Soon after catching up with the group, I spoke a few words to Juan and was about to say more when tears started rolling out of my eyes, across my cheeks and down and off my chin, and I found that I could not talk. Juan didn’t get embarrassed; it didn’t seem to faze him at all, he just stopped talking and we kept walking and after a short time I recovered and we started talking again.
That is when I knew there was more going on here for me than I was aware. I thought of my dad and how he had been kicked around all his life and never stood up, although he found a way a lot of times to slip out from under whatever was coming down, and I could hardly contain myself. It made me wonder if he and all the people in my family and my neighborhood like him that I grew up with, who never got a chance to get much education or get ahead in life, but who soldiered on nonetheless and made a decent life for themselves and made peace with their situation, were the reason I cared so deeply about justice.
So here I was at 52, because of all the injustice that I witnessed as a child, not quite knowing but feeling what was going on and that it was wrong, walking with a group of farmers whose ancestors had lived on the same land for centuries, maybe more, protesting and deeply feeling the wrong that the government would not recognize their right to their land; but more importantly, being able to walk with them and share their struggle. I guess that is how I and they all came to be there that day—our families, communities and we—shared this history of injustice and we had all decided to stand up--that day.
We marched to the center of the town, beautiful Cerro San Pedro, and next to the old Spanish Catholic Church, the organizers had set up a stage, and a demonstration event took place with speeches and singing. The crowd milled around. It was Sunday and this small town of about 1000 people was otherwise enjoying a beautiful tourist Sunday with small merchants selling the most delicious corn I had ever eaten.

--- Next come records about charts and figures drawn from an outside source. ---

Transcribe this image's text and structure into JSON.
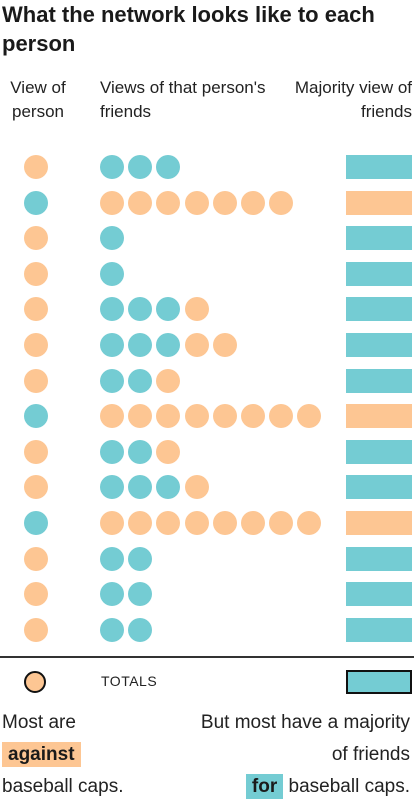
{
  "title": "What the network looks like to each person",
  "headers": {
    "person": "View of person",
    "friends": "Views of that person's friends",
    "majority": "Majority view of friends"
  },
  "colors": {
    "against": "#FDC693",
    "for": "#74CCD3"
  },
  "rows": [
    {
      "person": "against",
      "friends": [
        "for",
        "for",
        "for"
      ],
      "majority": "for"
    },
    {
      "person": "for",
      "friends": [
        "against",
        "against",
        "against",
        "against",
        "against",
        "against",
        "against"
      ],
      "majority": "against"
    },
    {
      "person": "against",
      "friends": [
        "for"
      ],
      "majority": "for"
    },
    {
      "person": "against",
      "friends": [
        "for"
      ],
      "majority": "for"
    },
    {
      "person": "against",
      "friends": [
        "for",
        "for",
        "for",
        "against"
      ],
      "majority": "for"
    },
    {
      "person": "against",
      "friends": [
        "for",
        "for",
        "for",
        "against",
        "against"
      ],
      "majority": "for"
    },
    {
      "person": "against",
      "friends": [
        "for",
        "for",
        "against"
      ],
      "majority": "for"
    },
    {
      "person": "for",
      "friends": [
        "against",
        "against",
        "against",
        "against",
        "against",
        "against",
        "against",
        "against"
      ],
      "majority": "against"
    },
    {
      "person": "against",
      "friends": [
        "for",
        "for",
        "against"
      ],
      "majority": "for"
    },
    {
      "person": "against",
      "friends": [
        "for",
        "for",
        "for",
        "against"
      ],
      "majority": "for"
    },
    {
      "person": "for",
      "friends": [
        "against",
        "against",
        "against",
        "against",
        "against",
        "against",
        "against",
        "against"
      ],
      "majority": "against"
    },
    {
      "person": "against",
      "friends": [
        "for",
        "for"
      ],
      "majority": "for"
    },
    {
      "person": "against",
      "friends": [
        "for",
        "for"
      ],
      "majority": "for"
    },
    {
      "person": "against",
      "friends": [
        "for",
        "for"
      ],
      "majority": "for"
    }
  ],
  "totals": {
    "label": "TOTALS",
    "person": "against",
    "majority": "for"
  },
  "notes": {
    "left_pre": "Most are",
    "left_highlight": "against",
    "left_post": "baseball caps.",
    "right_pre": "But most have a majority of friends",
    "right_highlight": "for",
    "right_post": "baseball caps."
  }
}
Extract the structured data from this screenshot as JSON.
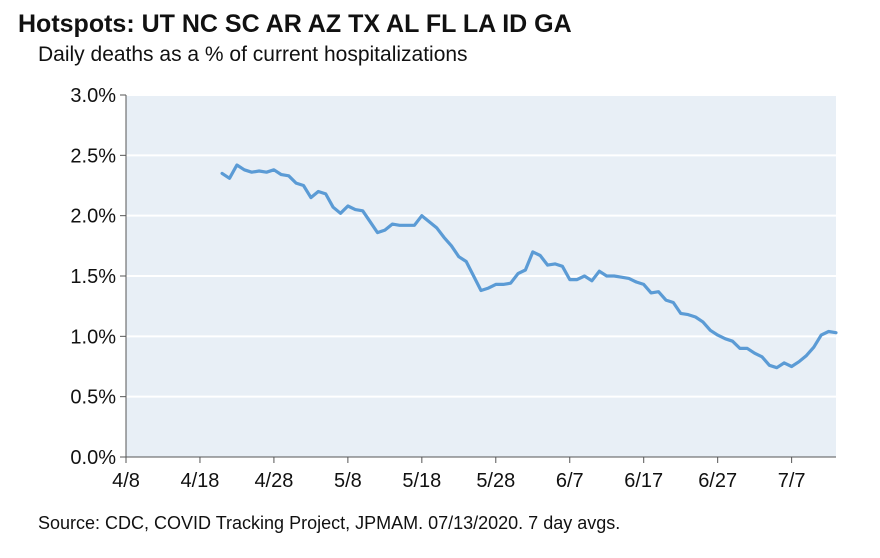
{
  "chart_data": {
    "type": "line",
    "title": "Hotspots: UT NC SC AR AZ TX AL FL LA ID GA",
    "subtitle": "Daily deaths as a % of current hospitalizations",
    "source": "Source: CDC, COVID Tracking Project, JPMAM. 07/13/2020. 7 day avgs.",
    "xlabel": "",
    "ylabel": "",
    "x_ticks": [
      "4/8",
      "4/18",
      "4/28",
      "5/8",
      "5/18",
      "5/28",
      "6/7",
      "6/17",
      "6/27",
      "7/7"
    ],
    "y_ticks": [
      "0.0%",
      "0.5%",
      "1.0%",
      "1.5%",
      "2.0%",
      "2.5%",
      "3.0%"
    ],
    "ylim": [
      0,
      3.0
    ],
    "x_range_days": [
      0,
      96
    ],
    "grid": true,
    "series": [
      {
        "name": "Daily deaths as a % of current hospitalizations",
        "color": "#5b9bd5",
        "x_days": [
          13,
          14,
          15,
          16,
          17,
          18,
          19,
          20,
          21,
          22,
          23,
          24,
          25,
          26,
          27,
          28,
          29,
          30,
          31,
          32,
          33,
          34,
          35,
          36,
          37,
          38,
          39,
          40,
          41,
          42,
          43,
          44,
          45,
          46,
          47,
          48,
          49,
          50,
          51,
          52,
          53,
          54,
          55,
          56,
          57,
          58,
          59,
          60,
          61,
          62,
          63,
          64,
          65,
          66,
          67,
          68,
          69,
          70,
          71,
          72,
          73,
          74,
          75,
          76,
          77,
          78,
          79,
          80,
          81,
          82,
          83,
          84,
          85,
          86,
          87,
          88,
          89,
          90,
          91,
          92,
          93,
          94,
          95,
          96
        ],
        "values": [
          2.35,
          2.31,
          2.42,
          2.38,
          2.36,
          2.37,
          2.36,
          2.38,
          2.34,
          2.33,
          2.27,
          2.25,
          2.15,
          2.2,
          2.18,
          2.07,
          2.02,
          2.08,
          2.05,
          2.04,
          1.95,
          1.86,
          1.88,
          1.93,
          1.92,
          1.92,
          1.92,
          2.0,
          1.95,
          1.9,
          1.82,
          1.75,
          1.66,
          1.62,
          1.5,
          1.38,
          1.4,
          1.43,
          1.43,
          1.44,
          1.52,
          1.55,
          1.7,
          1.67,
          1.59,
          1.6,
          1.58,
          1.47,
          1.47,
          1.5,
          1.46,
          1.54,
          1.5,
          1.5,
          1.49,
          1.48,
          1.45,
          1.43,
          1.36,
          1.37,
          1.3,
          1.28,
          1.19,
          1.18,
          1.16,
          1.12,
          1.05,
          1.01,
          0.98,
          0.96,
          0.9,
          0.9,
          0.86,
          0.83,
          0.76,
          0.74,
          0.78,
          0.75,
          0.79,
          0.84,
          0.91,
          1.01,
          1.04,
          1.03
        ]
      }
    ]
  }
}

After an hour and a half of mostly short speeches and singing, we walked to a different part of the town where there was a museum to the city that was beautiful as well as the office of the group that was resisting the mine, the FAO.
We walked now what seemed a very long way back to the busses, but instead of getting on them, there was now a demonstration held right at the entrance to the mine. Francisco of San Luis Pro Ecologico had a bullhorn and started denouncing the mine practices. We all gathered around. Then Carlos Marentes Jr. I think, grabbed the bullhorn and gave it to Richard of the Polaris Institute from Canada. There was a Canadian flag with a skull on it attached to the fence of the mine since the mine was owned by a Canadian company. Richard in Spanish very bravely spoke out against the company as a Canadian. There were a couple of mine workers in the compound with their backs to us, and occasionally they would turn around and look at us. I don’t think it was a good thing, and I don’t think Richard had any idea he was going to be asked to do this. But he did well; I was impressed and thought he acted bravely.
Once we arrived in Mexico City, I asked one of my travelling companions, a writer form San Luis Potosi and one of the Pro Ecologico Group what she thought. She said sort of forlornly in Spanish, “We protest and protest, but nothing ever seems to change.”
One of the things that really bothered me was how much hatred was built up during the demonstration. I didn’t like that we were demonizing and dehumanizing people, and I don’t know that that is a way to resolve a situation.However, perhaps at some point it gets to that because of continued mistreatment, and then you have war. No wonder war does not solve anything—it never started out of a desire to solve anything but was merely a venting of frustration.